# Slow down section wiring



## Clubber (Jan 4, 2020)

I have done a search and haven't found the answer.
I am running an automatic alternating siding setup outdoors and want to reduce the sudden stop at the end when the power shuts off to the track. So, I am thinking of putting a slow down block before the shut off block. 

I am running LGB MTS II Serial with a 50111 transformer for power and all engines all have LGB 55021 decoders, if this matters. One day I will upgrade to a new DCC system but don't have the money right now. 

I have programmed my engines with an increased CV4 braking value but that doesn't matter when the power is cut at the tracks. 

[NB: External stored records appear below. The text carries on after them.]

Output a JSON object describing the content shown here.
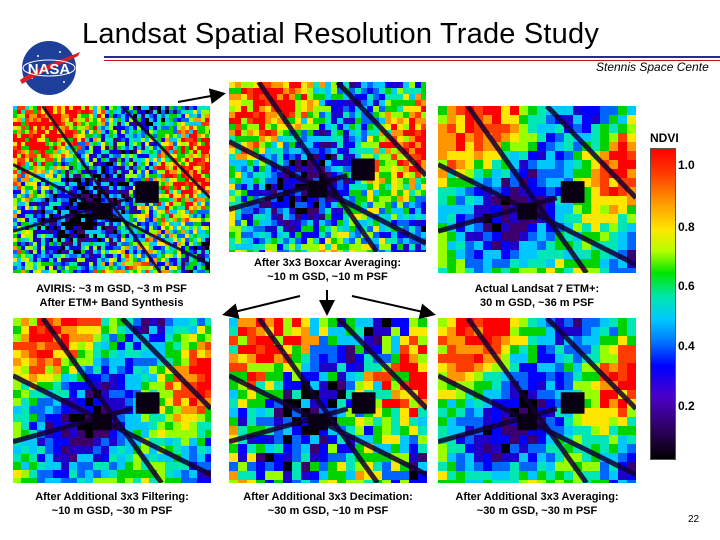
{
  "header": {
    "title": "Landsat Spatial Resolution Trade Study",
    "subtitle": "Stennis Space Cente",
    "logo_text": "NASA"
  },
  "panels": {
    "top_left": "AVIRIS: ~3 m GSD, ~3 m PSF\nAfter ETM+ Band Synthesis",
    "top_center": "After 3x3 Boxcar Averaging:\n~10 m GSD, ~10 m PSF",
    "top_right": "Actual Landsat 7 ETM+:\n30 m GSD, ~36 m PSF",
    "bottom_left": "After Additional 3x3 Filtering:\n~10 m GSD, ~30 m PSF",
    "bottom_center": "After Additional 3x3 Decimation:\n~30 m GSD, ~10 m PSF",
    "bottom_right": "After Additional 3x3 Averaging:\n~30 m GSD, ~30 m PSF"
  },
  "colorbar": {
    "label": "NDVI",
    "ticks": [
      "1.0",
      "0.8",
      "0.6",
      "0.4",
      "0.2"
    ]
  },
  "footer": {
    "page_number": "22"
  },
  "colors": {
    "rule_blue": "#1b2f8c",
    "rule_red": "#c4161c"
  }
}
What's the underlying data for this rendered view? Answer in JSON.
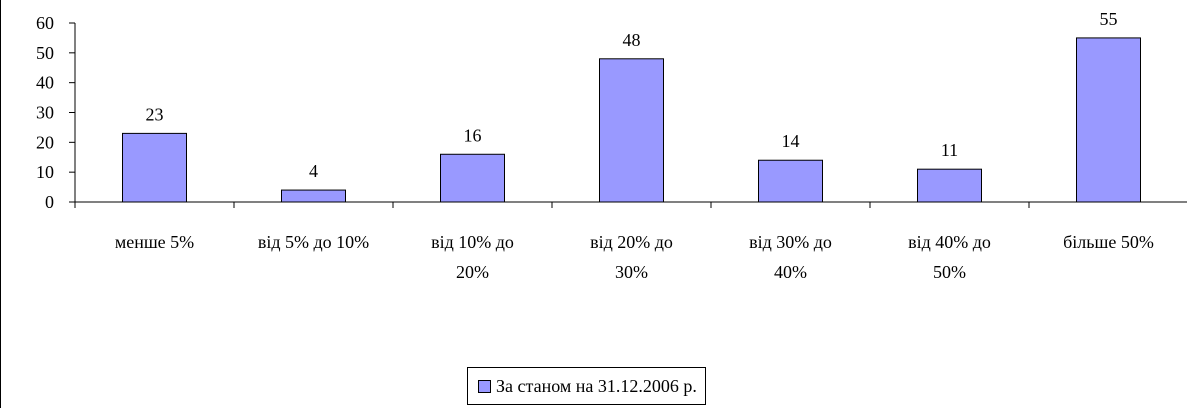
{
  "chart_data": {
    "type": "bar",
    "categories": [
      [
        "менше 5%"
      ],
      [
        "від 5% до 10%"
      ],
      [
        "від 10% до",
        "20%"
      ],
      [
        "від 20% до",
        "30%"
      ],
      [
        "від 30% до",
        "40%"
      ],
      [
        "від 40% до",
        "50%"
      ],
      [
        "більше 50%"
      ]
    ],
    "series": [
      {
        "name": "За станом на 31.12.2006 р.",
        "values": [
          23,
          4,
          16,
          48,
          14,
          11,
          55
        ],
        "color": "#9999ff"
      }
    ],
    "yticks": [
      "0",
      "10",
      "20",
      "30",
      "40",
      "50",
      "60"
    ],
    "ylim": [
      0,
      60
    ],
    "legend": "bottom-center",
    "grid": false,
    "data_labels": true
  }
}
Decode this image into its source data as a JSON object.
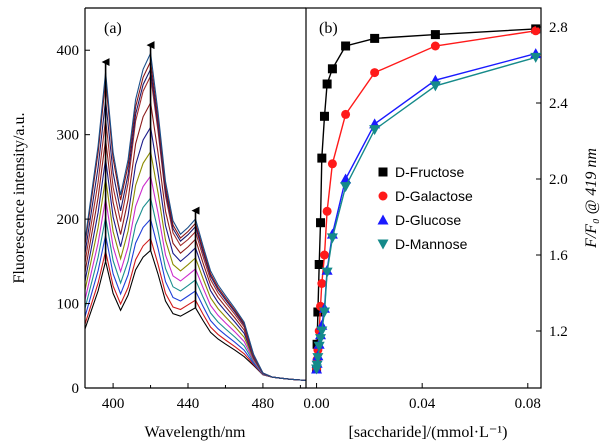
{
  "chart_data": [
    {
      "type": "line",
      "panel_label": "(a)",
      "xlabel": "Wavelength/nm",
      "ylabel": "Fluorescence intensity/a.u.",
      "xlim": [
        385,
        503
      ],
      "ylim": [
        0,
        450
      ],
      "x_ticks": [
        400,
        440,
        480
      ],
      "y_ticks": [
        0,
        100,
        200,
        300,
        400
      ],
      "grid": false,
      "legend": "none",
      "curve_x": [
        385,
        392,
        396,
        400,
        404,
        408,
        412,
        416,
        420,
        424,
        428,
        432,
        436,
        440,
        444,
        448,
        452,
        456,
        460,
        465,
        470,
        475,
        480,
        485,
        490,
        495,
        500,
        503
      ],
      "curve_count": 12,
      "peak_values_396": [
        150,
        162,
        181,
        202,
        224,
        248,
        271,
        294,
        318,
        341,
        364,
        374
      ],
      "peak_values_420": [
        163,
        177,
        200,
        225,
        251,
        280,
        309,
        338,
        370,
        378,
        387,
        397
      ],
      "peak_values_444": [
        95,
        104,
        115,
        128,
        141,
        154,
        166,
        176,
        185,
        191,
        195,
        200
      ],
      "arrows": [
        {
          "x": 396,
          "from": 150,
          "to": 386
        },
        {
          "x": 420,
          "from": 163,
          "to": 406
        },
        {
          "x": 444,
          "from": 95,
          "to": 210
        }
      ],
      "series_colors": [
        "#000000",
        "#d01b1b",
        "#1f3fd9",
        "#1b8f8f",
        "#cc2bcc",
        "#8c8c00",
        "#1b1b8a",
        "#8c1b1b",
        "#a02c2c",
        "#1b1b6e",
        "#8a1515",
        "#1a4f8a"
      ]
    },
    {
      "type": "scatter",
      "panel_label": "(b)",
      "xlabel": "[saccharide]/(mmol·L⁻¹)",
      "ylabel": "F/F₀ @ 419 nm",
      "xlim": [
        -0.004,
        0.085
      ],
      "ylim": [
        0.9,
        2.9
      ],
      "x_ticks": [
        "0.00",
        "0.04",
        "0.08"
      ],
      "y_ticks": [
        "1.2",
        "1.6",
        "2.0",
        "2.4",
        "2.8"
      ],
      "grid": false,
      "legend": "center-right",
      "series": [
        {
          "name": "D-Fructose",
          "color": "#000000",
          "marker": "square",
          "x": [
            0.0,
            0.0002,
            0.0005,
            0.001,
            0.0015,
            0.002,
            0.003,
            0.004,
            0.006,
            0.011,
            0.022,
            0.045,
            0.083
          ],
          "y": [
            1.0,
            1.13,
            1.3,
            1.55,
            1.77,
            2.11,
            2.33,
            2.5,
            2.58,
            2.7,
            2.74,
            2.76,
            2.79
          ]
        },
        {
          "name": "D-Galactose",
          "color": "#ff1a1a",
          "marker": "circle",
          "x": [
            0.0,
            0.0002,
            0.0005,
            0.001,
            0.0015,
            0.002,
            0.003,
            0.004,
            0.006,
            0.011,
            0.022,
            0.045,
            0.083
          ],
          "y": [
            1.0,
            1.05,
            1.1,
            1.2,
            1.33,
            1.45,
            1.6,
            1.83,
            2.08,
            2.34,
            2.56,
            2.7,
            2.78
          ]
        },
        {
          "name": "D-Glucose",
          "color": "#1a1aff",
          "marker": "triangle-up",
          "x": [
            0.0,
            0.0002,
            0.0005,
            0.001,
            0.0015,
            0.002,
            0.003,
            0.004,
            0.006,
            0.011,
            0.022,
            0.045,
            0.083
          ],
          "y": [
            1.0,
            1.03,
            1.07,
            1.13,
            1.18,
            1.23,
            1.32,
            1.52,
            1.71,
            2.0,
            2.29,
            2.52,
            2.66
          ]
        },
        {
          "name": "D-Mannose",
          "color": "#158a8a",
          "marker": "triangle-down",
          "x": [
            0.0,
            0.0002,
            0.0005,
            0.001,
            0.0015,
            0.002,
            0.003,
            0.004,
            0.006,
            0.011,
            0.022,
            0.045,
            0.083
          ],
          "y": [
            1.0,
            1.02,
            1.06,
            1.12,
            1.16,
            1.2,
            1.3,
            1.51,
            1.69,
            1.96,
            2.26,
            2.49,
            2.64
          ]
        }
      ]
    }
  ]
}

I have read for Analog to bridge the block with diodes. Will this work with DCC? If so, what are the specifications of the Diodes? For example a 1N4005 or whatever.

Is there a better way which works with my system and is not too expensive?


----------



## toddalin (Jan 4, 2008)

I don't do DCC, but think that if you start fooling with the voltage, unless you are running your trains at full speed, at first it won't have have any effect because the system is set to operate over a set voltage range, probably fairly narrow.

Then when the voltage is low enough to have effect, the electronics will crap out/go haywire.

But I can envision a way to make this work for you.

You would use a relay between the decoder and a motor lead. In the normally closed position, the relay lets current flow just as designed. In the open position, current would flow though a resistor/diode array before reaching the motor.

The relay would be tripped with a reed switch placed under the engine and a magnet in the track at the desired locations. The relay would be held closed for a moment by a capacitor that charges off the voltage and engages with relay closure. During this time, the train is heading into a block with no voltage applied so that it will stop until this voltage is applied, which would be tripped on by the incoming train, similarly equipped.


----------



## Dan Pierce (Jan 2, 2008)

You need a more modern decoder as there some out there that when crossing a diode power setup it will trigger the decoder to stop.


https://dccwiki.com/Asymmetric_DCC


----------



## Clubber (Jan 4, 2020)

OK thank you. I guess I will have to wait until I upgrade my system. Bummer.


----------